Tipping point for US-Pakistan relations?

With Pakistan keeping the supply routes to Afghanistan shut the US is facing growing pressure to resolve its disputes with its troubled ally. Journalist Gareth Porter believes Pakistan may soon start opposing the US and should prepare to live on its own.

Porter told RT that relations between the US and Pakistan are at a “potential tipping point” and Islamabad may start openly opposing the majority of US policies in the region.

The supply routes to Afghanistan are a fundamental source of leverage Pakistan has on NATO and the United States as they cannot continue the war in Afghanistan for very long with the routes closed, he explained.

He believes “the United States would be forced to make concessions to Pakistan to try to make amends in the end in order to save its policy in Afghanistan.”

Porter also thinks that Pakistan should expect to live with a lower level of economic assistance in the future than it had in the past should it become independent of US foreign policy.

Pakistan is reportedly considering imposing a tax on US and NATO supplies going to Afghanistan via its territory.

The route was shut down three weeks ago after a NATO air strike killed 24 Pakistani soldiers, bringing relations between Washington and Islamabad to a new low.

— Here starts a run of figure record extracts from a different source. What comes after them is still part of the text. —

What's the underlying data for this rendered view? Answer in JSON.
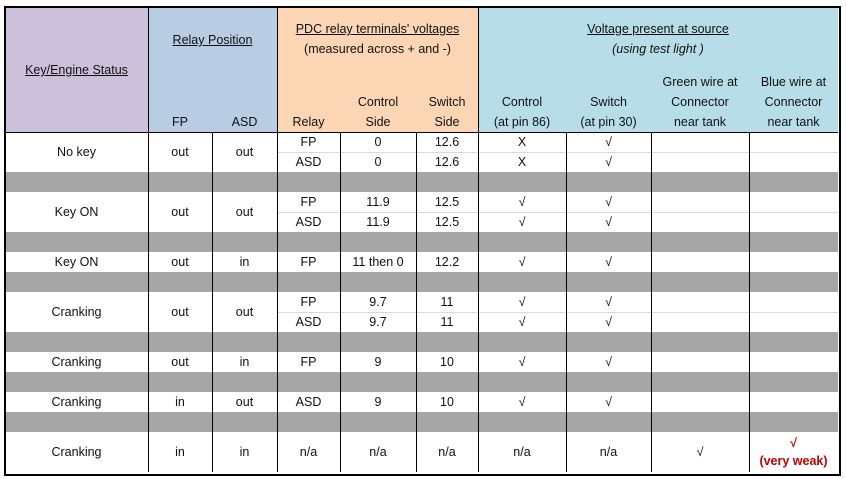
{
  "header": {
    "key_status": "Key/Engine Status",
    "relay_position": "Relay Position",
    "fp": "FP",
    "asd": "ASD",
    "pdc_title": "PDC relay terminals' voltages",
    "pdc_subtitle": "(measured across + and -)",
    "relay": "Relay",
    "control_side": [
      "Control",
      "Side"
    ],
    "switch_side": [
      "Switch",
      "Side"
    ],
    "source_title": "Voltage present at source",
    "source_subtitle": "(using test light )",
    "pin86": [
      "Control",
      "(at pin 86)"
    ],
    "pin30": [
      "Switch",
      "(at pin 30)"
    ],
    "green": [
      "Green wire at",
      "Connector",
      "near tank"
    ],
    "blue": [
      "Blue wire at",
      "Connector",
      "near tank"
    ]
  },
  "groups": [
    {
      "status": "No key",
      "fp": "out",
      "asd": "out",
      "rows": [
        {
          "relay": "FP",
          "control": "0",
          "switch": "12.6",
          "pin86": "X",
          "pin30": "√"
        },
        {
          "relay": "ASD",
          "control": "0",
          "switch": "12.6",
          "pin86": "X",
          "pin30": "√"
        }
      ]
    },
    {
      "status": "Key ON",
      "fp": "out",
      "asd": "out",
      "rows": [
        {
          "relay": "FP",
          "control": "11.9",
          "switch": "12.5",
          "pin86": "√",
          "pin30": "√"
        },
        {
          "relay": "ASD",
          "control": "11.9",
          "switch": "12.5",
          "pin86": "√",
          "pin30": "√"
        }
      ]
    },
    {
      "status": "Key ON",
      "fp": "out",
      "asd": "in",
      "rows": [
        {
          "relay": "FP",
          "control": "11 then 0",
          "switch": "12.2",
          "pin86": "√",
          "pin30": "√"
        }
      ]
    },
    {
      "status": "Cranking",
      "fp": "out",
      "asd": "out",
      "rows": [
        {
          "relay": "FP",
          "control": "9.7",
          "switch": "11",
          "pin86": "√",
          "pin30": "√"
        },
        {
          "relay": "ASD",
          "control": "9.7",
          "switch": "11",
          "pin86": "√",
          "pin30": "√"
        }
      ]
    },
    {
      "status": "Cranking",
      "fp": "out",
      "asd": "in",
      "rows": [
        {
          "relay": "FP",
          "control": "9",
          "switch": "10",
          "pin86": "√",
          "pin30": "√"
        }
      ]
    },
    {
      "status": "Cranking",
      "fp": "in",
      "asd": "out",
      "rows": [
        {
          "relay": "ASD",
          "control": "9",
          "switch": "10",
          "pin86": "√",
          "pin30": "√"
        }
      ]
    },
    {
      "status": "Cranking",
      "fp": "in",
      "asd": "in",
      "rows": [
        {
          "relay": "n/a",
          "control": "n/a",
          "switch": "n/a",
          "pin86": "n/a",
          "pin30": "n/a",
          "green": "√",
          "blue": [
            "√",
            "(very weak)"
          ]
        }
      ]
    }
  ]
}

However Richard Weitz, from the Center for Political-Military Analysis says that given the context of the worsening relations between Pakistan and the US the possibility of the tax being imposed is not that bad for the United States.

What they’ve done this time as opposed to previous occasions is shut down both supply corridors and, keeping them closed, they boycotted the Bonn conference on the recovery of Afghanistan. They’ve announced a review of relations with NATO and the US.”

The worst scenario is that those supply lines don’t open at all,” Weitz argues.

Porter says that the threat is quite credible. “Given the degree to which the popular mood is so angry at the United States, there is very strong pressure from below to maintain that policy.”